Sementara itu, Nanang Wahyudin, Research & Education Coordinator Valbury Asia Futures, menilai pelemahan WTI di akhir pekan lebih disebabkan oleh aksi ambil untung dan penguatan dolar AS menjelang rilis data inflasi Amerika Serikat.
“Penurunan harga WTI sebagian besar merupakan aksi ambil untung setelah kenaikan tajam sehari sebelumnya,” kata Nanang.
Ia menjelaskan, penguatan dolar AS membuat harga komoditas berbasis dolar, termasuk minyak, cenderung terkoreksi. Selain itu, kekhawatiran terhadap perlambatan ekonomi global—terutama di Eropa dan Tiongkok—menimbulkan potensi pelemahan permintaan minyak (demand destruction).
Meski begitu, Nanang menilai faktor pasokan masih menjadi penopang utama harga.

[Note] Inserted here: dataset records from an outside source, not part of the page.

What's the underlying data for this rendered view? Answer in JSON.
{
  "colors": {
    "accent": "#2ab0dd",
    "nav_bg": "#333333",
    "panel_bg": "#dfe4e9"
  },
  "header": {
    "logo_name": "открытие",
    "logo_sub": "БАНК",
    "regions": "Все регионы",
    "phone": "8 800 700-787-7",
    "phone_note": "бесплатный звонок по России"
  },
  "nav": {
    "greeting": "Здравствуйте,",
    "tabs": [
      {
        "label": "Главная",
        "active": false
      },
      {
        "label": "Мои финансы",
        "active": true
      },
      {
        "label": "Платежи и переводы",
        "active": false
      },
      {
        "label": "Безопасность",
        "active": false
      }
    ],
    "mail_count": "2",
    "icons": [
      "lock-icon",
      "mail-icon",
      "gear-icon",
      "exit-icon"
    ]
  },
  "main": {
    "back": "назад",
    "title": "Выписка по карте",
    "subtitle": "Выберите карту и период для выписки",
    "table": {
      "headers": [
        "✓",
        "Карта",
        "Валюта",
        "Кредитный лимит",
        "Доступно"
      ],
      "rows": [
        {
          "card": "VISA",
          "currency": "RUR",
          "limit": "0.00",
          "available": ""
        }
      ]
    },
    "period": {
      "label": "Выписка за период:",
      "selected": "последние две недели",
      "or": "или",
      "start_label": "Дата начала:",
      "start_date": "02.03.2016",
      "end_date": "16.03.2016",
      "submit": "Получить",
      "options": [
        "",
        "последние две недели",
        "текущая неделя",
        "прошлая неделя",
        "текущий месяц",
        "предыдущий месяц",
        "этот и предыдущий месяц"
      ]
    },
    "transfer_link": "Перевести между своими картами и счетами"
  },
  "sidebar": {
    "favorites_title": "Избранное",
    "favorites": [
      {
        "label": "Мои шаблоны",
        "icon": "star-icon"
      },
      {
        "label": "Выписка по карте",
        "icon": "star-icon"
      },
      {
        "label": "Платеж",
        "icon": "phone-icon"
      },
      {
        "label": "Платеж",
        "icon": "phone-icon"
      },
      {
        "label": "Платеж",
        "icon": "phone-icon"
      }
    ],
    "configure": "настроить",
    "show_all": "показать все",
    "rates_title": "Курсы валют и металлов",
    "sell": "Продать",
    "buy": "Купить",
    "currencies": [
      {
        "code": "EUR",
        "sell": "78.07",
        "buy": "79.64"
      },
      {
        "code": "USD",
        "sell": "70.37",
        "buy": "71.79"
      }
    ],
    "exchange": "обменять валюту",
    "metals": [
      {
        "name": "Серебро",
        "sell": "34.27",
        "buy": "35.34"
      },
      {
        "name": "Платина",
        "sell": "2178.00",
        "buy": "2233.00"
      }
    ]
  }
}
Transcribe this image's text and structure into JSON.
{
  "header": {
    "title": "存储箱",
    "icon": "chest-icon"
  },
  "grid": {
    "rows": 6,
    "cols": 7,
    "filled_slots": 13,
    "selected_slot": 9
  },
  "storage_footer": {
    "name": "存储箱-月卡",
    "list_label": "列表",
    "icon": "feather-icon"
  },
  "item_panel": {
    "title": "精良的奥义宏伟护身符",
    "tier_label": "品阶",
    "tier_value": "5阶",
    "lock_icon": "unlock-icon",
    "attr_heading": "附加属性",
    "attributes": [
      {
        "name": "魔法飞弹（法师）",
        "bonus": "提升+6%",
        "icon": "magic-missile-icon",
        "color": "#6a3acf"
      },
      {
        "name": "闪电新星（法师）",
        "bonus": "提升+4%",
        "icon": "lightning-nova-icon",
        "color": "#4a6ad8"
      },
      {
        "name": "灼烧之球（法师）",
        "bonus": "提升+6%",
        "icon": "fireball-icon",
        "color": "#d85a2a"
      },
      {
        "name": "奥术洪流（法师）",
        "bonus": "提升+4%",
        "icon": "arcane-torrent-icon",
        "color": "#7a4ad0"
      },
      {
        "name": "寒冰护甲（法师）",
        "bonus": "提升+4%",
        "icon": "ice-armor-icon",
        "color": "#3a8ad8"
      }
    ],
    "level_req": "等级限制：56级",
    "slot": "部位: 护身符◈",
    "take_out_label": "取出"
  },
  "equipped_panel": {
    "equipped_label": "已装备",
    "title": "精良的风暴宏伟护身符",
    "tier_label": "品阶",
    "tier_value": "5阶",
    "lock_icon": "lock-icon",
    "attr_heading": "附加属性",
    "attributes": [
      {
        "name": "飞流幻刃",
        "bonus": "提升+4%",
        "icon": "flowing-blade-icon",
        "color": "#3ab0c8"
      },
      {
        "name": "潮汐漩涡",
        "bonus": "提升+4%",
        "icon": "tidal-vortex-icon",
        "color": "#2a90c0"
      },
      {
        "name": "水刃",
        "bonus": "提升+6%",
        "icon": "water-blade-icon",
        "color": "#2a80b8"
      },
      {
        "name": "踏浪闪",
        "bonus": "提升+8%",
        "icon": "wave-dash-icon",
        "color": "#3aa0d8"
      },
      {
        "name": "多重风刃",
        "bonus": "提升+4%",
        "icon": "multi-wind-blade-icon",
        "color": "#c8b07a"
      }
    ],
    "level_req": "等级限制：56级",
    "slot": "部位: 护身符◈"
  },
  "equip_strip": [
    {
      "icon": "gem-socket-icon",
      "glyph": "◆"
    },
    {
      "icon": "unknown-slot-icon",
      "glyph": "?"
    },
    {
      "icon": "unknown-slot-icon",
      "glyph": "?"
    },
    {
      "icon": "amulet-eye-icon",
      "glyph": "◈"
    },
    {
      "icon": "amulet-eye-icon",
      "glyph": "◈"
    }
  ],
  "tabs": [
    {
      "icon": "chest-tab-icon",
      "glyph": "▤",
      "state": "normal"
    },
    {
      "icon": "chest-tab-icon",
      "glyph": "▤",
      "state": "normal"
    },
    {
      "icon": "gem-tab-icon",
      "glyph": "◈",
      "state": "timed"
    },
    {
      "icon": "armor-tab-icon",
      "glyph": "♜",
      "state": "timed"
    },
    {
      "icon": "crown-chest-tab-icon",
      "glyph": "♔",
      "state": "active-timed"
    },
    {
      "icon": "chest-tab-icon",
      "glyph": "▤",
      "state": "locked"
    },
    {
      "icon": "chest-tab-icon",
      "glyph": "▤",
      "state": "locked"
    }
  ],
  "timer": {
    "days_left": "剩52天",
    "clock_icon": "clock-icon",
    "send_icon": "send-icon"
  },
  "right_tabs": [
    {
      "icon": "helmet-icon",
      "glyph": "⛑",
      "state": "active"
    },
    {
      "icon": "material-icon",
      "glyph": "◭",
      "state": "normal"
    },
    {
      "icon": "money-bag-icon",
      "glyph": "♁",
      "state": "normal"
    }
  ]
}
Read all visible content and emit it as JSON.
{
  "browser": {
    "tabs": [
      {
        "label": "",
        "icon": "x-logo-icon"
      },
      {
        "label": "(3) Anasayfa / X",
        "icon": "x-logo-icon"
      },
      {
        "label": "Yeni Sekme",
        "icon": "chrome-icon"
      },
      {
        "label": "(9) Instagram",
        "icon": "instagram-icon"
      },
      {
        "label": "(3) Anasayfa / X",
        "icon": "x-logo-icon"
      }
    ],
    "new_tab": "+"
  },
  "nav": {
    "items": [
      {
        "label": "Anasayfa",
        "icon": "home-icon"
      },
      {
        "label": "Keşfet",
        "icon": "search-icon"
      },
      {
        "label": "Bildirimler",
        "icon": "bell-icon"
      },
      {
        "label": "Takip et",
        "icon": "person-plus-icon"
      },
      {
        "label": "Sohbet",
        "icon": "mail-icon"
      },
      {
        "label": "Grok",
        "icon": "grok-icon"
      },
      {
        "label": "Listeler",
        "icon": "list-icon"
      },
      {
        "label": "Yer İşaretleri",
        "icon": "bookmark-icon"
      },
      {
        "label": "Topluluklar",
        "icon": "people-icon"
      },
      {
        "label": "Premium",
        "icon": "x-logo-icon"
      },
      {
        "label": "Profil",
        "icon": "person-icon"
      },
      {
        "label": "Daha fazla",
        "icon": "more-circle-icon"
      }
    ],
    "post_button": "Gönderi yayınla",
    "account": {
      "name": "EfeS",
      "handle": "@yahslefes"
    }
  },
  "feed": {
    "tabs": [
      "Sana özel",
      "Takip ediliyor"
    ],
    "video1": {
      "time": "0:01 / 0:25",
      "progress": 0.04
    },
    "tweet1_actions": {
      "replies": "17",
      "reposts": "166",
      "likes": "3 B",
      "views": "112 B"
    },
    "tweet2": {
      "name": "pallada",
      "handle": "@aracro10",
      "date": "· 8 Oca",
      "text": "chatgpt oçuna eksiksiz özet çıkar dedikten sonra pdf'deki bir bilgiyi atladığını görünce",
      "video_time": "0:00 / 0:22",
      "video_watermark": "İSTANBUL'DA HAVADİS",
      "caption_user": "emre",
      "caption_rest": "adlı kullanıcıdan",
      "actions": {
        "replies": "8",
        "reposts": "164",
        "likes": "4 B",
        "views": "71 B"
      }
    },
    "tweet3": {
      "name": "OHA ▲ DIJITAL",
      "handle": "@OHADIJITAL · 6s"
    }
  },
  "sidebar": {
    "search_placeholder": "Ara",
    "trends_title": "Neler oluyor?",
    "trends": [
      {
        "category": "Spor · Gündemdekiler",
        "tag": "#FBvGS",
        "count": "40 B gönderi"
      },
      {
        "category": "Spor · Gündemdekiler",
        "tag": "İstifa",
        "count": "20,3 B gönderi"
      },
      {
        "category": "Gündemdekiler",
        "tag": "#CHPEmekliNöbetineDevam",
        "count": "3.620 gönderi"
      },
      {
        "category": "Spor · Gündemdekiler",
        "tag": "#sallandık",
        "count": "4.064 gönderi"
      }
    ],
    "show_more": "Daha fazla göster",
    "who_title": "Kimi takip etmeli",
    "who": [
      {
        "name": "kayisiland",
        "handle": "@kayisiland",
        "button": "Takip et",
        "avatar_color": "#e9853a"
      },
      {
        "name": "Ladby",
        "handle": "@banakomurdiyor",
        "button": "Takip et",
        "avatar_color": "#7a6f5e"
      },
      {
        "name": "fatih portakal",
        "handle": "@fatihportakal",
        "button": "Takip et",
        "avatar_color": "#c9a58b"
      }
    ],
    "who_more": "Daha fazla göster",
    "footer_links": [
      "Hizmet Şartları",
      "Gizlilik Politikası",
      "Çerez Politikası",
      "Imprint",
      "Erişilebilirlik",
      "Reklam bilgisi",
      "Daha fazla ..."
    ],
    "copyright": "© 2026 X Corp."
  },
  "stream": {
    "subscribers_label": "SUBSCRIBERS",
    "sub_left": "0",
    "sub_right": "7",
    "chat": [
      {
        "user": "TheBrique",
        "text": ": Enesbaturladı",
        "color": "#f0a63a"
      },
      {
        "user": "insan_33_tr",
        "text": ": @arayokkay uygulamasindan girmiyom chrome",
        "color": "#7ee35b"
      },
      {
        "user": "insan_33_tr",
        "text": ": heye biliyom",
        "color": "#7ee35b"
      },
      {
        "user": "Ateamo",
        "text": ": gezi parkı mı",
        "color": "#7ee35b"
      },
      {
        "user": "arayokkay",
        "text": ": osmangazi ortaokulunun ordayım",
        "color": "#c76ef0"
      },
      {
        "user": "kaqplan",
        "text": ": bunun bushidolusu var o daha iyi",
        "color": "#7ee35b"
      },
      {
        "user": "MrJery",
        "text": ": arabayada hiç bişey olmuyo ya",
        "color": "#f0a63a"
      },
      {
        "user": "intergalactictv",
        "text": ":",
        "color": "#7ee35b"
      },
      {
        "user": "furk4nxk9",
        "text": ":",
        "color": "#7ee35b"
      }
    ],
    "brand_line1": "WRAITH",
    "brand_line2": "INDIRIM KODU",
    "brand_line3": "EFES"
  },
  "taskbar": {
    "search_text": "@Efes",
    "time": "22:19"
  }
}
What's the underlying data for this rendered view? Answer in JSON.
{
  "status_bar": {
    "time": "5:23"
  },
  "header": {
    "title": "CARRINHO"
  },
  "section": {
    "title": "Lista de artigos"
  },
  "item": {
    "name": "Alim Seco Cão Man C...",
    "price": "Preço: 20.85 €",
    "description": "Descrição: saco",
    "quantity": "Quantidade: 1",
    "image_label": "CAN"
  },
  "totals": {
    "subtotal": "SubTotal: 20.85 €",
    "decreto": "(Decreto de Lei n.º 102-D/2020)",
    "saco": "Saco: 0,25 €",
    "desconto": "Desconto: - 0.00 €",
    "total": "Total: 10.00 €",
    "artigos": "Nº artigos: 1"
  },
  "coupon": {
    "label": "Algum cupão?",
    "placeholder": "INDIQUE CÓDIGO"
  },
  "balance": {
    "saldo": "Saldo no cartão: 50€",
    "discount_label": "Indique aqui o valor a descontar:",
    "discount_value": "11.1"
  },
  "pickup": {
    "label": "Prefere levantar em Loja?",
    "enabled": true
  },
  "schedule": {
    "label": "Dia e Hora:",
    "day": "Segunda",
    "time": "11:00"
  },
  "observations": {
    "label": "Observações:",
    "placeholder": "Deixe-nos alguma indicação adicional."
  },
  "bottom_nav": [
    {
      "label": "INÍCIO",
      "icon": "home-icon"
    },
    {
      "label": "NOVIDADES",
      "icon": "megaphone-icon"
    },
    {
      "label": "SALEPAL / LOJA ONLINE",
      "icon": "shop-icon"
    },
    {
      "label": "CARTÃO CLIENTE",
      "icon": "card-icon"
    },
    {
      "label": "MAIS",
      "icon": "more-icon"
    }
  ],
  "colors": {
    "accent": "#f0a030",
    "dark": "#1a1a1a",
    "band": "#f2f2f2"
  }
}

Keputusan OPEC+ untuk menjaga pembatasan produksi serta meningkatnya risiko geopolitik di Timur Tengah dan Rusia dapat menahan harga agar tidak turun lebih dalam.
Secara teknikal, Nanang melihat harga WTI kini berada dalam fase konsolidasi setelah koreksi dari puncak di sekitar US$80 per barel pada awal Juni 2025. Indikator momentum menunjukkan awal pembentukan tren positif meskipun belum kuat. Resistance terdekat berada di US$63,8–66,6, sementara support utama di US$56,6–60 per barel.
Nanang memperkirakan pergerakan harga minyak masih akan sideways dengan kecenderungan bullish terbatas menjelang akhir tahun.
Ia menilai, jika OPEC+ mempertahankan produksi ketat dan risiko geopolitik meningkat, harga berpotensi menembus resistance di kisaran US$66 per barel.
Kedua analis memperkirakan harga minyak WTI hingga akhir tahun 2025 akan berada di rentang US$58–66 per barel, dengan titik tengah di kisaran US$62–63 per barel.
Sutopo menilai dinamika geopolitik, kebijakan OPEC+, dan struktur pasar yang cenderung contango menjadi faktor utama penggerak harga.
Sementara Nanang menegaskan bahwa pergerakan harga jangka menengah masih bergantung pada arah permintaan global dan sikap The Fed terhadap kebijakan suku bunga.